Le 20 mai, sur les ondes d’une radio publique israélienne,Yaïr Golan, ex n°2 de l’armée lance qu’ "un pays sain n'a pas pour hobby de tuer des bébés". Immédiatement, les réactions fusent. Benjamin Netanyahu et la droite israélienne le qualifient "d’antisémite", le ministre de la Défense dit vouloir interdire à celui qui a servi 38 ans sous le drapeau israélien "de porter l'uniforme de Tsahal et d'entrer dans les bases militaires" et le ministre de la Justice entend le dégrader et lui retirer ses galons de général.
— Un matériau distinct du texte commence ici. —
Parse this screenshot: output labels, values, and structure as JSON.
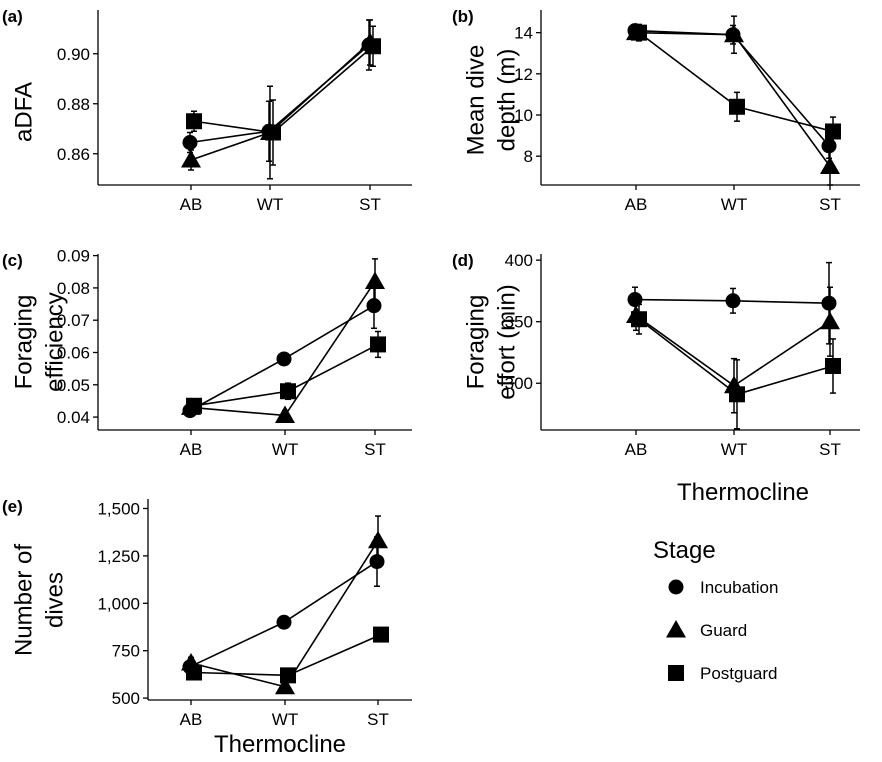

Yaïr Golan, militaire de carrière, a été élu en mai 2024 à la tête du Parti travailliste israélien, rebaptisé "Les Démocrates" le mois suivant. Mais le parti des fondateurs de l’État hébreu a perdu sa splendeur d’antan. Aux dernières élections législatives, en 2022, il obtient 3,7 % des voix et quatre députés. Trente ans plutôt, les travaillistes, avec à leur tête Yitzhak Rabin, rassemblaient 34,7 % des suffrages.

Yair Golan alors chef d'État major adjoint de l'armée israélienne (en uniforme, à droite) avec le secrétaire à la Défense américain Ash Carter (au centre), en 2015.
Yaïr Golan alors chef d'État major adjoint de l'armée israélienne (en uniforme, à droite) avec le secrétaire à la Défense américain Ash Carter (au centre), en 2015. AP - Carolyn Kaster

"Yaïr Golan est fondamentalement sioniste" rappelle Fredéric Encel, géopolitologue spécialiste du conflit israélo-palestinien. "Ce n'est pas un trotskiste, c'est quelqu'un qui a défendu Israël les armes à la main". 

Pour le chercheur, les attaques dont il fait l’objet visent avant tout les idées de la gauche israélienne "à l’ancienne". "Yaïr Golan est favorable au processus de paix d'Oslo des années 1990 et à la solution à deux États. Il est laïc et très fortement opposé à l'emprise de plus en plus importante du religieux sur le politique, notamment du mouvement ultra orthodoxe qui s'est systématiquement allié aux gouvernements Netanyahu."

Un climat de haine dirigée contre la gauche

Deux jours après ses déclarations sur la santé mentale de son pays, Yaïr Golan récidive. Après l'attaque devant le Musée juif de Washington qui a coûté la vie à deux jeunes employés de l'ambassade israélienne aux États-Unis, il estime sur X que le gouvernement Netanyahu "alimente l'antisémitisme et la haine envers Israël (...) mettant en danger chaque Juif à travers le monde".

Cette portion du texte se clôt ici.